The transgender narrative is well known, thanks to films like Boys Don’t Cry and Transamerica. But the problem, as Extra! reports in an analysis of transgender coverage over the past few years, is the idea that a single “transgender narrative” exists.
The narrative is by now quite familiar: A somewhat prominent white, middle-to-upper-class man comes out as a transgender woman, her long history of feeling “trapped in the wrong body” is detailed, and her struggles and surgeries are documented, as are the struggles of those around her to understand and embrace her change.
The Extra! report also seizes upon another shortcoming of media attention: that many reporters and television reporters obsess over a person’s “genital status,” reducing their transgender guests to sideshow surgical curiosities. Larry King is a notable perpetrator of such invasive questions—because, he explained to one guest, “we’re all fascinated with what happens.”

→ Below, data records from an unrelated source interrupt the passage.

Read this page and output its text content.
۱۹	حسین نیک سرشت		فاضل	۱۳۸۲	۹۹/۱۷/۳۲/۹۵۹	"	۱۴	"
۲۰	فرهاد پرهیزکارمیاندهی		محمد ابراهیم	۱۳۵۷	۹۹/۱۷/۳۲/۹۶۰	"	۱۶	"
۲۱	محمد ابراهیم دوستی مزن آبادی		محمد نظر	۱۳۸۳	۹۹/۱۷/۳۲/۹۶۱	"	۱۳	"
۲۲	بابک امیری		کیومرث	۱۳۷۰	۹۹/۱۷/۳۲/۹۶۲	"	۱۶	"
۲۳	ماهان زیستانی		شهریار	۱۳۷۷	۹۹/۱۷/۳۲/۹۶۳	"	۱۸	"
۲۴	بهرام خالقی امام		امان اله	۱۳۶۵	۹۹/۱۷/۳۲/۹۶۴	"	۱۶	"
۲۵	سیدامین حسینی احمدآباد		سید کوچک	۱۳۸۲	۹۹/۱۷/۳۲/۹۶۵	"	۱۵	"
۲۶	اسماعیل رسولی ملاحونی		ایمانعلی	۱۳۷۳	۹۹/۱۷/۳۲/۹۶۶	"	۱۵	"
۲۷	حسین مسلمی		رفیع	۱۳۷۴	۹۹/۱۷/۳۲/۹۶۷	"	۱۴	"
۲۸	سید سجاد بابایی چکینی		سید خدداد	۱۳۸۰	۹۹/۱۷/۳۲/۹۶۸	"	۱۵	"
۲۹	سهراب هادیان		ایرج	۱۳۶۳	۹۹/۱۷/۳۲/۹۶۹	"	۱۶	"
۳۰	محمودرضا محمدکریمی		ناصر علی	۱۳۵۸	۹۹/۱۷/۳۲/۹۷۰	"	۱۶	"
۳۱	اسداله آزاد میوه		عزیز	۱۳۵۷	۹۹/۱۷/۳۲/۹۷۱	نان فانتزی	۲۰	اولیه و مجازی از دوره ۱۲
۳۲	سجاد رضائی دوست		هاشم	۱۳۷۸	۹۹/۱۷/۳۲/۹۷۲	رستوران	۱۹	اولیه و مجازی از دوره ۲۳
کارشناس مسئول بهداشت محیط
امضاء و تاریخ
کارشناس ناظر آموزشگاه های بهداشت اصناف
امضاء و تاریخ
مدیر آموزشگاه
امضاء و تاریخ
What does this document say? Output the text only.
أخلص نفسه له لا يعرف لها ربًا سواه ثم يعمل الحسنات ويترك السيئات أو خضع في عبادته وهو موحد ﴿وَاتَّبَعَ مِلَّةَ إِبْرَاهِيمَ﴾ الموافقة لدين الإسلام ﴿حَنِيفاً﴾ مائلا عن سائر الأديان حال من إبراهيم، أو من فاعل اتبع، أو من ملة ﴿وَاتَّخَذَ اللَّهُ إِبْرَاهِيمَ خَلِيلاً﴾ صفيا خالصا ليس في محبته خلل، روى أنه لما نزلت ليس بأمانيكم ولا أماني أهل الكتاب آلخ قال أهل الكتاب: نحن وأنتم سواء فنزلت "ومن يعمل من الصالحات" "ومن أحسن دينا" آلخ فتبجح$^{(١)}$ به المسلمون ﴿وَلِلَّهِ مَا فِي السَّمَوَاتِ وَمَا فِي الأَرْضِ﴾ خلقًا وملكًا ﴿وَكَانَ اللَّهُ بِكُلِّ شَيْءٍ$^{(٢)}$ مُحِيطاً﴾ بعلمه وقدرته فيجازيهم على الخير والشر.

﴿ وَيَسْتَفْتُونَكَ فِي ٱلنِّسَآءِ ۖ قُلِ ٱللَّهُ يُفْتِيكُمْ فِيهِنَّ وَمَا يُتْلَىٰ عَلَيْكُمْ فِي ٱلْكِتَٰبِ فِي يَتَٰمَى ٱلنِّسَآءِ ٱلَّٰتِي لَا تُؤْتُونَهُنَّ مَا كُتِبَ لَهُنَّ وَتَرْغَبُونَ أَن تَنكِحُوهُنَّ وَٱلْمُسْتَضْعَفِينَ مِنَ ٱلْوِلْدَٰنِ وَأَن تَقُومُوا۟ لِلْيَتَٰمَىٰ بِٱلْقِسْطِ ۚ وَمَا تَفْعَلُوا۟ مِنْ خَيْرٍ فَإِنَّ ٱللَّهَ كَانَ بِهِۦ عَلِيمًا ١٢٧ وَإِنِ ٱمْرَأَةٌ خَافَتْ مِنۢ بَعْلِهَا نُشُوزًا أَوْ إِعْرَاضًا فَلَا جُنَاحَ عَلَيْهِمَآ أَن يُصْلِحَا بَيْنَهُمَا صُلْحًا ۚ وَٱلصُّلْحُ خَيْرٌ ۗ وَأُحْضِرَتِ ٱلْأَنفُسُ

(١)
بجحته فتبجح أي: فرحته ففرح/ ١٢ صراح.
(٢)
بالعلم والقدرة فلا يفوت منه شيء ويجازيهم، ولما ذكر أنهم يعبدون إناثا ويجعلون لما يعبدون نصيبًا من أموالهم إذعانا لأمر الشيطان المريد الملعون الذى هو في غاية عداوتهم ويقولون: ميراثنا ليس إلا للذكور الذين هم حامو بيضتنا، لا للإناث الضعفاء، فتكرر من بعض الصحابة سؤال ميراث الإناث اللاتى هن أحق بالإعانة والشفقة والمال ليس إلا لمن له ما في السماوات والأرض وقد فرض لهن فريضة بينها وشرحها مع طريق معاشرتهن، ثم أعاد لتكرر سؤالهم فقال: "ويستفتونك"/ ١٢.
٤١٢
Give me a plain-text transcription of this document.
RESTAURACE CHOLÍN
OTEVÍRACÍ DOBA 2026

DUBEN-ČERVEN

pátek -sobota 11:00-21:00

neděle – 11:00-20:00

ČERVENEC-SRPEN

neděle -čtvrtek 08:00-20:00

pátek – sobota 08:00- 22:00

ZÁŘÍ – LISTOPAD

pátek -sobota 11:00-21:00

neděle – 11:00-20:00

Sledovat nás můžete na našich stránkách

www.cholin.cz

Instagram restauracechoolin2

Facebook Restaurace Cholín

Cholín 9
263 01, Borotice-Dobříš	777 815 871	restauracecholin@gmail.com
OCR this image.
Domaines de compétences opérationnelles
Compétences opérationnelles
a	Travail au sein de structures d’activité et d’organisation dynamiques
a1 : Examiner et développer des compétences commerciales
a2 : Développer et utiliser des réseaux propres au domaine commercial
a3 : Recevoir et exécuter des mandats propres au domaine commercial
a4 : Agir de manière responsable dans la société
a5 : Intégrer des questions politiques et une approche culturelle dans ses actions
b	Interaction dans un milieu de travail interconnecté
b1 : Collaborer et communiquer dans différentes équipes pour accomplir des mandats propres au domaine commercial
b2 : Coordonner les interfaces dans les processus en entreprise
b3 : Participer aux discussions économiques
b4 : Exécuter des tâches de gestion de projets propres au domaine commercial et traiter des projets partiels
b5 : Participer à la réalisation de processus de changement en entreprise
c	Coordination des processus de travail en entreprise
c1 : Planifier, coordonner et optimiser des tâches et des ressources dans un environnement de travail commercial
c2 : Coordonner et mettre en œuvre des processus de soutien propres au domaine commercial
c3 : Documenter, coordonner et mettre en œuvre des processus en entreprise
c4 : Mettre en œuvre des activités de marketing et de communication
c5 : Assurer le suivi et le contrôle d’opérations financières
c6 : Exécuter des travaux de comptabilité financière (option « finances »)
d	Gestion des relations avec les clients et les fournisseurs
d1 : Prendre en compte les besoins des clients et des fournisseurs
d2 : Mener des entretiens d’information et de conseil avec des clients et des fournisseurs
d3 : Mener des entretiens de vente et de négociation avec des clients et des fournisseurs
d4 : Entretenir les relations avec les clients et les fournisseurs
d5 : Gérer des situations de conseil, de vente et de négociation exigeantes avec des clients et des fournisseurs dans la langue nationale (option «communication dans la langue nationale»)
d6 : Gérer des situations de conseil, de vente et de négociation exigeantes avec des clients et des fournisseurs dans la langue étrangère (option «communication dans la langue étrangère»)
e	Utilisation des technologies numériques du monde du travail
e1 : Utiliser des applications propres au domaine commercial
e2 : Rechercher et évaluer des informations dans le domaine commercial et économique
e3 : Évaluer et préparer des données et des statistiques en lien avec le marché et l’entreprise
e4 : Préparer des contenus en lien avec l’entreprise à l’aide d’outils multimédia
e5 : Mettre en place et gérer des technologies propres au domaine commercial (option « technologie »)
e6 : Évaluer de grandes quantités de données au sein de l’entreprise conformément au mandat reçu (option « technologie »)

People may be curious, Extra! acknowledges, but “there are very few instances in which someone’s genital status or sex life would actually be pertinent to a news story, and the simple fact of being transgender is not one of them.” Thankfully, some news outlets are beginning to understand that. Both the Associated Press and the New York Times style guides now dictate that reporters should refer to transgender subjects using a person’s preferred name and pronoun, rather than relying on anatomical or biological status.
An excellent ColorLines piece, "Becoming a Black Man," points the way toward better coverage by profiling transgender people within power matrices of gender, race, and class, moving beyond the traditional focus of the the male/female binary.